A group of girls filled in the empty space next to Chloe. “Mark is getting scouted tonight,” one of them was saying. “We didn’t think he was gonna be able to play after college, but someone called him this week from the NBA.”  
“Oh my God,” one of her friends responded. “You’re gonna be an NBA girlfriend!”  
The first girl giggled. “Well, nothing’s official yet. Plus—even Jimmy has someone out to look at him tonight, so it barely even means anything.”  
“Yeah, but Mark is way better than Jimmy. I’m sure they’ll want him.”  
Chloe pulled out her phone and scrolled through texts so she looked busy and wasn’t obviously eavesdropping. She had heard from multiple independent people that Jimmy was a benchwarmer, and now he was getting scouted? She quickly opened her notes app and typed out, “The team is getting crazy attention now. Everyone’s getting scouted.”  

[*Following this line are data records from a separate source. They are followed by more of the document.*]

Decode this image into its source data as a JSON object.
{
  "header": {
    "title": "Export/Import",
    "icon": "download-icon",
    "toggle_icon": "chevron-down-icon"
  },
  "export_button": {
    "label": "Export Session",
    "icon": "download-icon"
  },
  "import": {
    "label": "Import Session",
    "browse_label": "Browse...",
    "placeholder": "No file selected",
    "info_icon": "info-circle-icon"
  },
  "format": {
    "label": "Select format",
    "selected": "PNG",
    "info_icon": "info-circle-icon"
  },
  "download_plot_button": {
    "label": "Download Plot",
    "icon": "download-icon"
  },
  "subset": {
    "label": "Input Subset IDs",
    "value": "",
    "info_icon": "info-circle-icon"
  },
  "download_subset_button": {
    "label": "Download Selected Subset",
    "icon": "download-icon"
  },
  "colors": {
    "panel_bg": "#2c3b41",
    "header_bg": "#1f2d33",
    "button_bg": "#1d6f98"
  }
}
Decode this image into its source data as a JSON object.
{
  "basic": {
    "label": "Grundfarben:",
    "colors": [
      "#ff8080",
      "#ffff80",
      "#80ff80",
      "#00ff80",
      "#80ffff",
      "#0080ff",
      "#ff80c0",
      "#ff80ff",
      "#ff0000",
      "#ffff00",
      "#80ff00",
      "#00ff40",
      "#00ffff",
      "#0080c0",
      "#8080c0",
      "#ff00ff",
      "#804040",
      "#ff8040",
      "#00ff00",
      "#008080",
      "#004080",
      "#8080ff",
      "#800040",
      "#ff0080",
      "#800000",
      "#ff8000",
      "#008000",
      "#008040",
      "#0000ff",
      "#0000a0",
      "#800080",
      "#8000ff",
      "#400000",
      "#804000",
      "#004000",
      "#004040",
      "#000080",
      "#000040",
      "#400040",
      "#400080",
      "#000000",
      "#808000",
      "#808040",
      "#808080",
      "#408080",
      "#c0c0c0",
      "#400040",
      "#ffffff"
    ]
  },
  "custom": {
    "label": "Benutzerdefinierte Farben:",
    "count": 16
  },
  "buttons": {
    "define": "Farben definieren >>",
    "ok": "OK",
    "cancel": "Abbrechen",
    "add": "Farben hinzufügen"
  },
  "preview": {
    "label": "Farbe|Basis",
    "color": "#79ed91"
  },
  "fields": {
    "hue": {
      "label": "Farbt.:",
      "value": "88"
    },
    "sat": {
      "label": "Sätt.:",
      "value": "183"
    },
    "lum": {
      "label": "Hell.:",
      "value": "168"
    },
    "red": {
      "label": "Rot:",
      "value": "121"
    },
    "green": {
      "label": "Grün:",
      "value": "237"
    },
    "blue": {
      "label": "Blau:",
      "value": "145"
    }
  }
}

She held it in front of Lucifer to read. He pursed his lips. “Ah, how tragedy draws spectators.”  
The players came back out in their uniforms now and started warm ups. A few minutes later, the opposing team joined them. The lights on the seats dimmed a little, and Lucifer immediately pulled a flask out from under his blazer. Chloe hadn’t even seen him grab it before they left.   
When he took a long swig from it, she hissed, “Lucifer.”  
He looked at her innocently. “You want some?”  
“No! We’re doing work here.”  
He rolled his eyes. “We’re at a college basketball game, Chloe. There isn’t a vodka-less water bottle in the building.” He held it out to her and she pushed it back toward him. He shrugged and took another sip. “Would you like to hear the ‘I’m under a lot of stress and need it to loosen up’ speech?”  
“I would not.”  
“Fair.”  
When the game had started, Chloe found herself leaning forward in her seat. To her own surprise, she whooped with everyone else when the first basket of the game was made. Lucifer looked at her in shock. “I didn’t take you for a sports fan, Detective.”  
She motioned vaguely toward the game. “Everyone likes basketball. You don’t watch basketball?” He shook his head. “Hm. You strike me as a played-one-season-in-high-school-and-won’t-shut-up-about-it kind of guy.”  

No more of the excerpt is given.